Still that was not the end of wounds. In my homebrew game I've been fiddling around with ideas that allow people to navigate through the tumultuous tides of hit points to successfully sucker punch someone knocking them out or to allow an assassin to take out unsuspecting victims without relying on percentage based mechanics. In my game all heroic character have wounds equal to two stats representing health and hardiness (Non-heroics including minions and mook generally have lower stats and no hit points making it likely for even the begging player character to one shot them without relying on 1HP monsters). In most cases a character's wounds just acted as additional hit points improving survivability of starting characters without relying on the Triple hit dice SAGA uses. However, wounds have a much more insidious purpose; whenever you critically hit a target on a surprise attack you deal damage directly to wounds. Replicating the mechanic but adding another requirement (surprise attack) changes this from random death blows to planned random death blows. A small difference but still a difference.
This allows anyone with a great deal of luck to take out even an important or legendary figure. Since there are a few ways to initiate a surprise attack outside of the surprise round the odds of these wounding attacks can be improved by careful allocation of character resources lending credence to certain archetypes (Assassin, Spy and Scoundrels spring to mind.) There are also a few other ways to deal damage directly to wounds, poisons, coup-de-grace and mortal wounds (think uber crits) also fit the bill.
Sum it all up and it introduces a healthy dose of lethality to the game. I hope this rendition addresses the flaws in the previous encountered incarnation but the only way to find out is to test it out on my players.
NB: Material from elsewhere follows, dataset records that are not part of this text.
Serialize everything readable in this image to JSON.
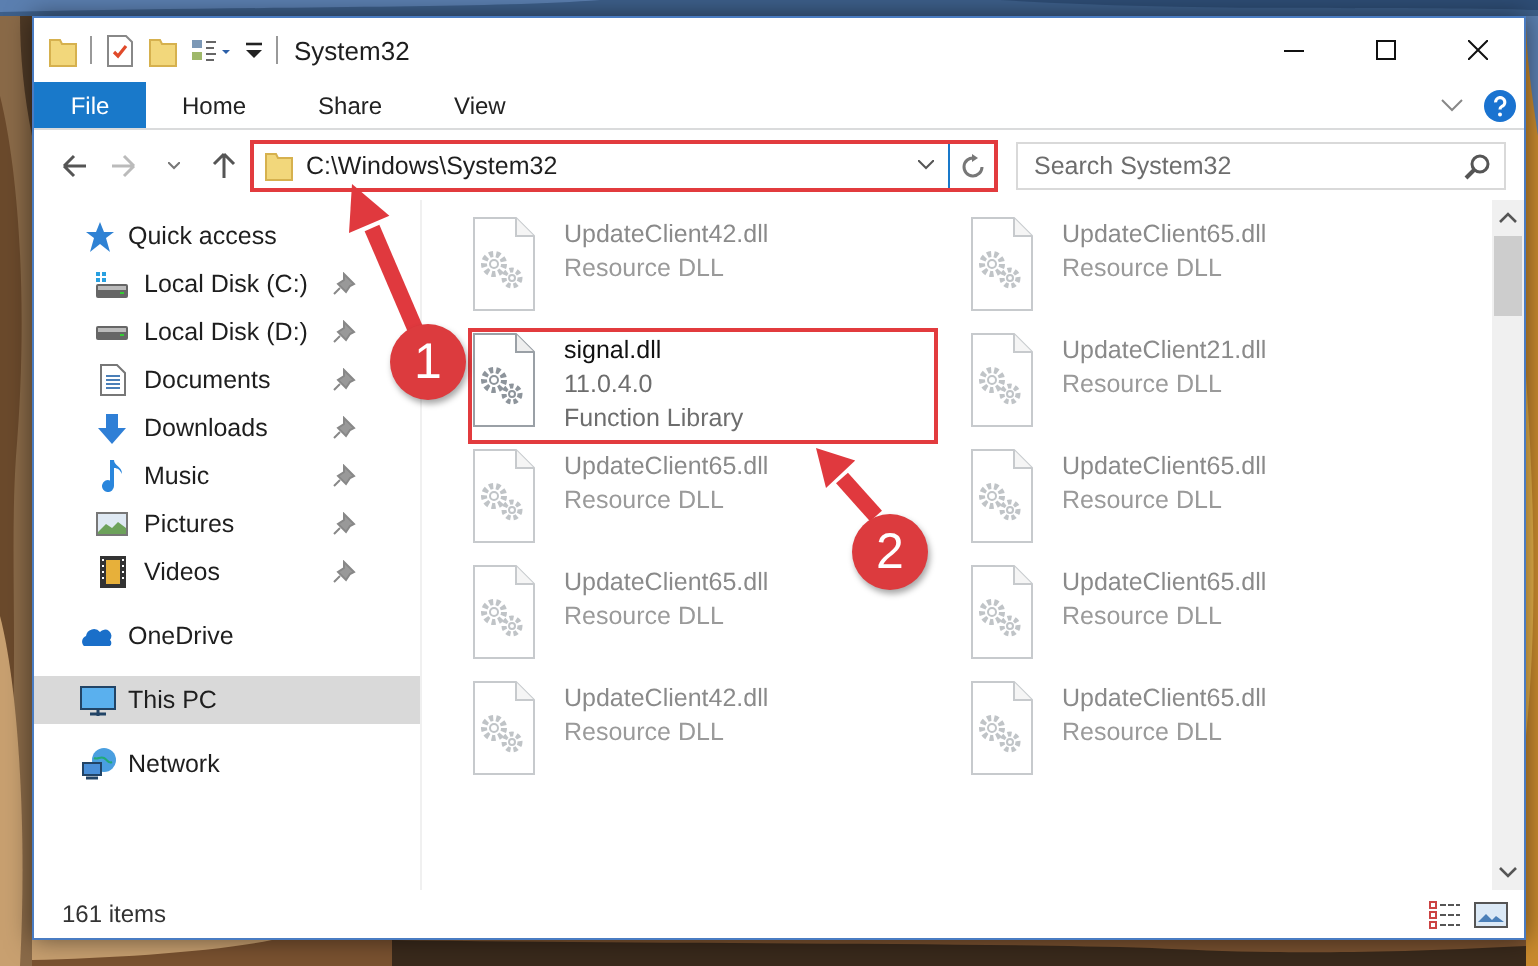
{
  "window": {
    "title": "System32"
  },
  "ribbon": {
    "tabs": [
      {
        "label": "File",
        "kind": "file"
      },
      {
        "label": "Home",
        "kind": "tab"
      },
      {
        "label": "Share",
        "kind": "tab"
      },
      {
        "label": "View",
        "kind": "tab"
      }
    ]
  },
  "address_bar": {
    "path": "C:\\Windows\\System32",
    "highlighted": true
  },
  "search": {
    "placeholder": "Search System32"
  },
  "navigation": [
    {
      "label": "Quick access",
      "selected": false,
      "children": [
        {
          "label": "Local Disk (C:)",
          "pinned": true,
          "selected": false
        },
        {
          "label": "Local Disk (D:)",
          "pinned": true,
          "selected": false
        },
        {
          "label": "Documents",
          "pinned": true,
          "selected": false
        },
        {
          "label": "Downloads",
          "pinned": true,
          "selected": false
        },
        {
          "label": "Music",
          "pinned": true,
          "selected": false
        },
        {
          "label": "Pictures",
          "pinned": true,
          "selected": false
        },
        {
          "label": "Videos",
          "pinned": true,
          "selected": false
        }
      ]
    },
    {
      "label": "OneDrive",
      "selected": false
    },
    {
      "label": "This PC",
      "selected": true
    },
    {
      "label": "Network",
      "selected": false
    }
  ],
  "files": [
    {
      "name": "UpdateClient42.dll",
      "type": "Resource DLL",
      "blurred": true,
      "highlighted": false
    },
    {
      "name": "UpdateClient65.dll",
      "type": "Resource DLL",
      "blurred": true,
      "highlighted": false
    },
    {
      "name": "signal.dll",
      "version": "11.0.4.0",
      "type": "Function Library",
      "blurred": false,
      "highlighted": true
    },
    {
      "name": "UpdateClient21.dll",
      "type": "Resource DLL",
      "blurred": true,
      "highlighted": false
    },
    {
      "name": "UpdateClient65.dll",
      "type": "Resource DLL",
      "blurred": true,
      "highlighted": false
    },
    {
      "name": "UpdateClient65.dll",
      "type": "Resource DLL",
      "blurred": true,
      "highlighted": false
    },
    {
      "name": "UpdateClient65.dll",
      "type": "Resource DLL",
      "blurred": true,
      "highlighted": false
    },
    {
      "name": "UpdateClient65.dll",
      "type": "Resource DLL",
      "blurred": true,
      "highlighted": false
    },
    {
      "name": "UpdateClient42.dll",
      "type": "Resource DLL",
      "blurred": true,
      "highlighted": false
    },
    {
      "name": "UpdateClient65.dll",
      "type": "Resource DLL",
      "blurred": true,
      "highlighted": false
    }
  ],
  "status_bar": {
    "item_count": "161 items"
  },
  "callouts": [
    {
      "number": "1"
    },
    {
      "number": "2"
    }
  ]
}
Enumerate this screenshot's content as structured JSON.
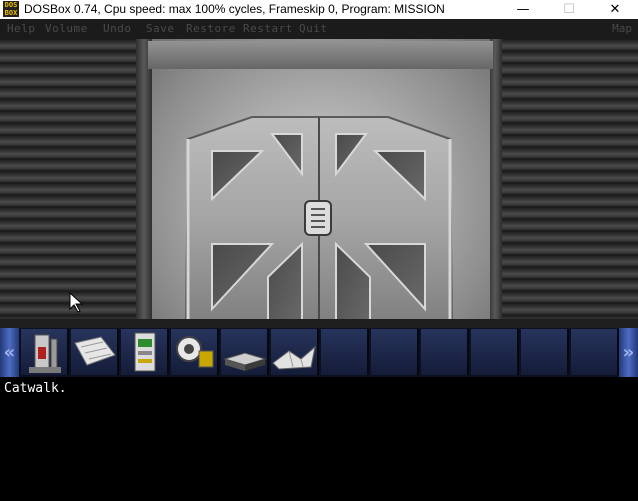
{
  "window": {
    "icon_text": "DOS BOX",
    "title": "DOSBox 0.74, Cpu speed: max 100% cycles, Frameskip  0, Program:  MISSION",
    "controls": {
      "minimize": "—",
      "maximize": "☐",
      "close": "✕"
    }
  },
  "menu": {
    "items": [
      "Help",
      "Volume",
      "Undo",
      "Save",
      "Restore",
      "Restart",
      "Quit"
    ],
    "map": "Map"
  },
  "inventory": {
    "left_arrow": "«",
    "right_arrow": "»",
    "items": [
      {
        "icon": "spray-can-icon"
      },
      {
        "icon": "paper-sheet-icon"
      },
      {
        "icon": "device-card-icon"
      },
      {
        "icon": "tape-reel-icon"
      },
      {
        "icon": "box-icon"
      },
      {
        "icon": "folded-cloth-icon"
      },
      {
        "icon": ""
      },
      {
        "icon": ""
      },
      {
        "icon": ""
      },
      {
        "icon": ""
      },
      {
        "icon": ""
      },
      {
        "icon": ""
      }
    ]
  },
  "text_output": "Catwalk."
}
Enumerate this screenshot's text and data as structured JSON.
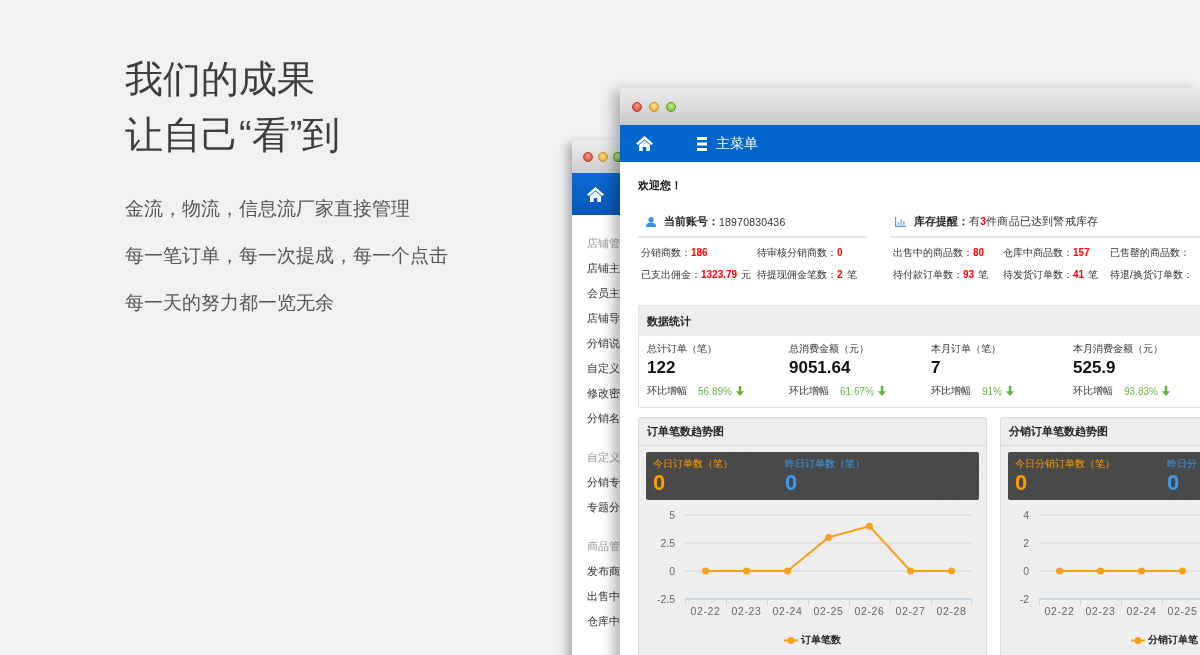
{
  "intro": {
    "title_lines": [
      "我们的成果",
      "让自己“看”到"
    ],
    "lines": [
      "金流，物流，信息流厂家直接管理",
      "每一笔订单，每一次提成，每一个点击",
      "每一天的努力都一览无余"
    ]
  },
  "back_window": {
    "sidebar": [
      {
        "heading": "店铺管",
        "items": [
          "店铺主",
          "会员主",
          "店铺导",
          "分销说",
          "自定义",
          "修改密",
          "分销名"
        ]
      },
      {
        "heading": "自定义",
        "items": [
          "分销专",
          "专题分"
        ]
      },
      {
        "heading": "商品管",
        "items": [
          "发布商",
          "出售中",
          "仓库中"
        ]
      }
    ]
  },
  "main_window": {
    "menu_label": "主菜单",
    "welcome": "欢迎您！",
    "account": {
      "label": "当前账号：",
      "value": "18970830436"
    },
    "stock_alert": {
      "label": "库存提醒：",
      "text": "有**3**件商品已达到警戒库存"
    },
    "account_stats": [
      {
        "label": "分销商数：",
        "value": "186"
      },
      {
        "label": "待审核分销商数：",
        "value": "0"
      },
      {
        "label": "已支出佣金：",
        "value": "1323.79",
        "unit": "元"
      },
      {
        "label": "待提现佣金笔数：",
        "value": "2",
        "unit": "笔"
      }
    ],
    "store_stats": [
      {
        "label": "出售中的商品数：",
        "value": "80"
      },
      {
        "label": "仓库中商品数：",
        "value": "157"
      },
      {
        "label": "已售罄的商品数："
      },
      {
        "label": "待付款订单数：",
        "value": "93",
        "unit": "笔"
      },
      {
        "label": "待发货订单数：",
        "value": "41",
        "unit": "笔"
      },
      {
        "label": "待退/换货订单数："
      }
    ],
    "stats_panel": {
      "title": "数据统计",
      "items": [
        {
          "label": "总计订单（笔）",
          "value": "122",
          "change_label": "环比增幅",
          "change": "56.89%",
          "falling": true
        },
        {
          "label": "总消费金额（元）",
          "value": "9051.64",
          "change_label": "环比增幅",
          "change": "61.67%",
          "falling": true
        },
        {
          "label": "本月订单（笔）",
          "value": "7",
          "change_label": "环比增幅",
          "change": "91%",
          "falling": true
        },
        {
          "label": "本月消费金额（元）",
          "value": "525.9",
          "change_label": "环比增幅",
          "change": "93.83%",
          "falling": true
        }
      ]
    },
    "chart_panels": [
      {
        "title": "订单笔数趋势图",
        "today": {
          "label": "今日订单数（笔）",
          "value": "0"
        },
        "yesterday": {
          "label": "昨日订单数（笔）",
          "value": "0"
        },
        "chart_data": {
          "type": "line",
          "categories": [
            "02-22",
            "02-23",
            "02-24",
            "02-25",
            "02-26",
            "02-27",
            "02-28"
          ],
          "series": [
            {
              "name": "订单笔数",
              "color": "#f7a11a",
              "marker": "circle",
              "values": [
                0,
                0,
                0,
                3,
                4,
                0,
                0
              ]
            }
          ],
          "ylim": [
            -2.5,
            5
          ],
          "yticks": [
            5,
            2.5,
            0,
            -2.5
          ]
        }
      },
      {
        "title": "分销订单笔数趋势图",
        "today": {
          "label": "今日分销订单数（笔）",
          "value": "0"
        },
        "yesterday": {
          "label": "昨日分",
          "value": "0"
        },
        "chart_data": {
          "type": "line",
          "categories": [
            "02-22",
            "02-23",
            "02-24",
            "02-25"
          ],
          "series": [
            {
              "name": "分销订单笔",
              "color": "#f7a11a",
              "marker": "circle",
              "values": [
                0,
                0,
                0,
                0
              ]
            }
          ],
          "ylim": [
            -2,
            4
          ],
          "yticks": [
            4,
            2,
            0,
            -2
          ]
        }
      }
    ]
  }
}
I'll consider it a success if they grant me the title of killer DM again.
Here's a quick house rule for Saga edition players looking to add wounds back into their game and increase the perceived lethality of a lightsaber.
A character's wounds are equal to their constitution plus their heroic character level.
Optional: You can set first level HP to the maximum of a single classes HD.
On a critical hit a lightsaber deals half of its damage to the target's Wounds.
Note: Lightsabers do not benefit from a Strength modifier to damage.
Lightsabers deal maximum damage to targets with 0 Hit Points.
Optional: Mooks (Non-Heroics) do not have Hit Points merely wounds.
This turns the lightsaber into a weapon of awe against minions as it hacks droids in two and takes the arms off of walrus men at cantinas.